The research is aimed to provide information to asset managers and their clients that could improve returns and have environmental and social impact.

“Greenwashing is a rational, if unambitious reaction to ESG activists’ absurd asks,” said Arvella CIO Benoit Mercereau, in the announcement. “ESG activists exhort investors to do things that make little investment sense. Unsurprisingly, most investors won’t. ESG proponents should acknowledge investors’ reality and make the business case for ESG improvements instead. If a company’s positive ESG impact will increase its profits, investors will stop at almost nothing to maximize that impact.”

The arrangement between the Yale Initiative on Sustainable Finance and the asset manager is not the first of its kind. Other firms have recently partnered with universities to provide ESG research, including MIT’s relationship with Wellington Management and Columbia University’s partnership with AB.

‘Expert’ investors value ESG more than novices

A Schroders survey found people seek sustainable investments for multiple reasons

Seasoned investors are more likely than novices to attribute performance benefits to ESG factors – but they also value sustainable investing most for environmental and social benefits.

That is according to a report published Tuesday by Schroders, which earlier this year surveyed more than 23,000 people globally.

Just over two thirds of respondents who identified as expert of advanced investors said they agreed with the statement that “Sustainable investing is the only way to ensure profitability in the long term,” compared with 52% of intermediate-level investors and 43% of beginners. Further, experienced investors were also much more likely (69%) than others to agree that “investment can drive progress in sustainability challenges such as climate change.” Fifty-seven percent of intermediate investors and 49% of beginners said they agreed with that statement, according to Schroders.

Over the past several years, people have become more likely to say they choose sustainable investments because of environmental and social factors, rather than potential for higher returns, the company found. Fifty-two percent of people drawn to such funds cited environmental impact as their leading concern, up from 47% who said so in 2020. Meanwhile, 43% pointed to “societal principles,” compared with 32% two years ago. Those saying higher returns were their primary reason declined from 42% to 36%.

When it came to factors that would lead people to invest more in sustainable funds, the top reason (57%) was being able to pick funds that go along with their personal preferences on ESG issues, according to Schroders. Behind that were “more education about sustainable investment in general” (48%) and data showing higher returns associated with those funds (44%).

“The interaction between sustainability and returns has seen some polarizing results this year,” the firm’s head of sustainability strategy, Hannah Simon, said in an announcement. “While self-professed beginner investors appear more skeptical, the majority of people believe sustainability is crucial to delivering long-term returns.”

Earlier this year, Schroders issued separate survey data from retirement-plan investors, finding that 74% said they would increase contribution levels to their accounts if sustainable funds were available.

Muni bond ESG intel service launches

Data around climate risk and potential default can help investors amid a rise in natural disasters

Data provider UrbanFootprint and insurance company Assured Guaranty are preparing an ESG information service catered to the muni bond market, the companies recently announced.
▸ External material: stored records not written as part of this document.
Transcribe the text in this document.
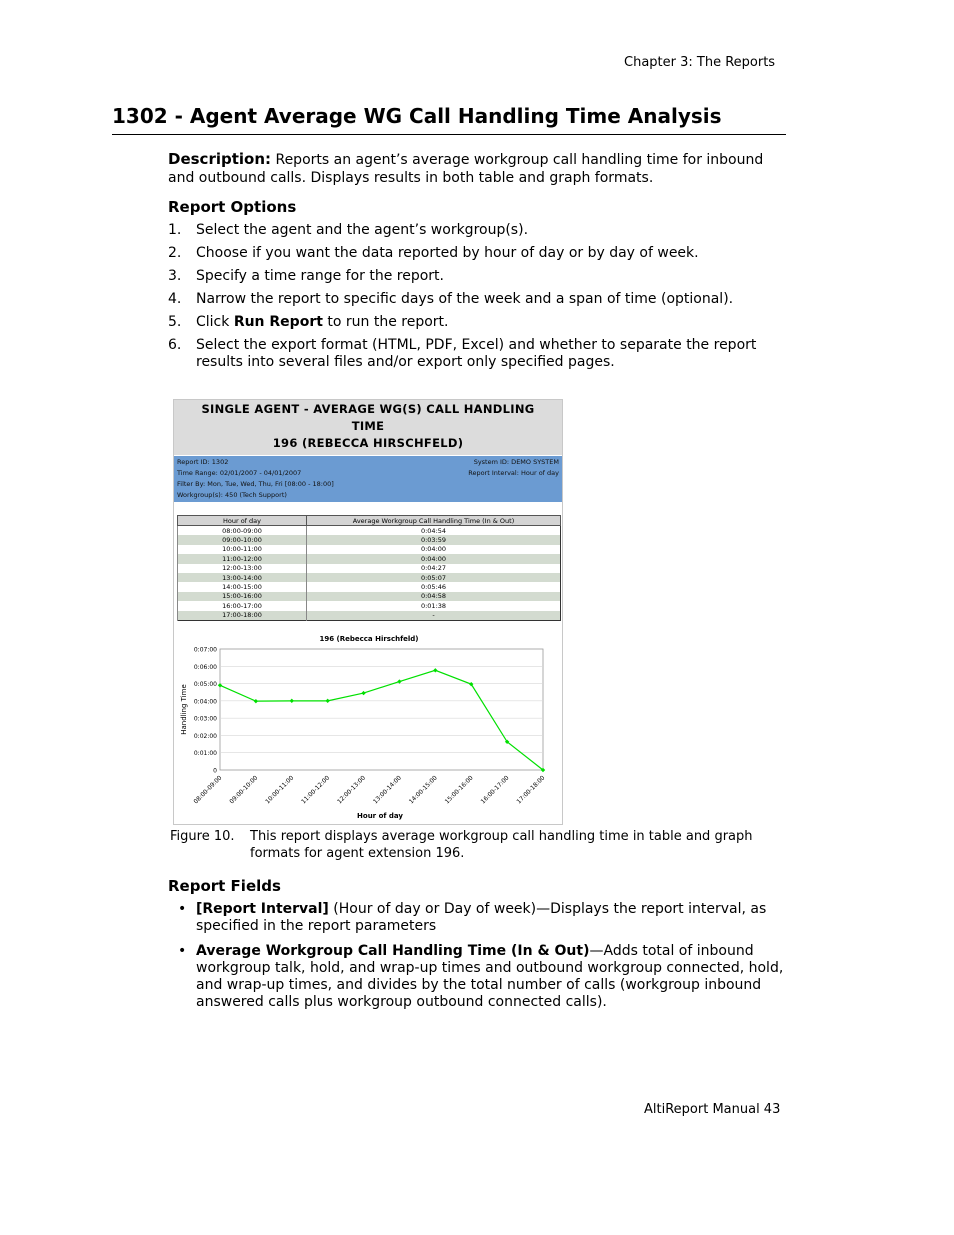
Chapter 3: The Reports
1302 - Agent Average WG Call Handling Time Analysis
Description: Reports an agent’s average workgroup call handling time for inbound and outbound calls. Displays results in both table and graph formats.
Report Options
1. Select the agent and the agent’s workgroup(s).
2. Choose if you want the data reported by hour of day or by day of week.
3. Specify a time range for the report.
4. Narrow the report to specific days of the week and a span of time (optional).
5. Click Run Report to run the report.
6. Select the export format (HTML, PDF, Excel) and whether to separate the report results into several files and/or export only specified pages.
SINGLE AGENT - AVERAGE WG(S) CALL HANDLING
TIME
196 (REBECCA HIRSCHFELD)
Report ID: 1302	System ID: DEMO SYSTEM
Time Range: 02/01/2007 - 04/01/2007	Report Interval: Hour of day
Filter By: Mon, Tue, Wed, Thu, Fri [08:00 - 18:00]
Workgroup(s): 450 (Tech Support)
Hour of day	Average Workgroup Call Handling Time (In & Out)
08:00-09:00	0:04:54
09:00-10:00	0:03:59
10:00-11:00	0:04:00
11:00-12:00	0:04:00
12:00-13:00	0:04:27
13:00-14:00	0:05:07
14:00-15:00	0:05:46
15:00-16:00	0:04:58
16:00-17:00	0:01:38
17:00-18:00	-
196 (Rebecca Hirschfeld)
0
0:01:00
0:02:00
0:03:00
0:04:00
0:05:00
0:06:00
0:07:00
08:00-09:00 09:00-10:00 10:00-11:00 11:00-12:00 12:00-13:00 13:00-14:00 14:00-15:00 15:00-16:00 16:00-17:00 17:00-18:00
Handling Time
Hour of day
Figure 10. This report displays average workgroup call handling time in table and graph formats for agent extension 196.
Report Fields
• [Report Interval] (Hour of day or Day of week)—Displays the report interval, as specified in the report parameters
• Average Workgroup Call Handling Time (In & Out)—Adds total of inbound workgroup talk, hold, and wrap-up times and outbound workgroup connected, hold, and wrap-up times, and divides by the total number of calls (workgroup inbound answered calls plus workgroup outbound connected calls).
AltiReport Manual 43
Municipal Bond Insights is designed to help investors evaluate climate risk and other factors amid a rise in extreme weather events that cost the US an estimated $145bn in damages across 20 natural disasters in 2021, the firms stated. Such events can lead to higher rates of defaults.

“As climate change continues to accelerate the severity and regularity of extreme weather events, public finance institutions are seeking solutions to include climate and community resilience metrics in risk assessment for their portfolios,” UrbanFootprint CEO Joe DiStefano said in the announcement.

Assured Garanty has been using UrbanFootprint’s methodology for more than a year to analyze climate risks in its portfolio of insured bonds, the company said.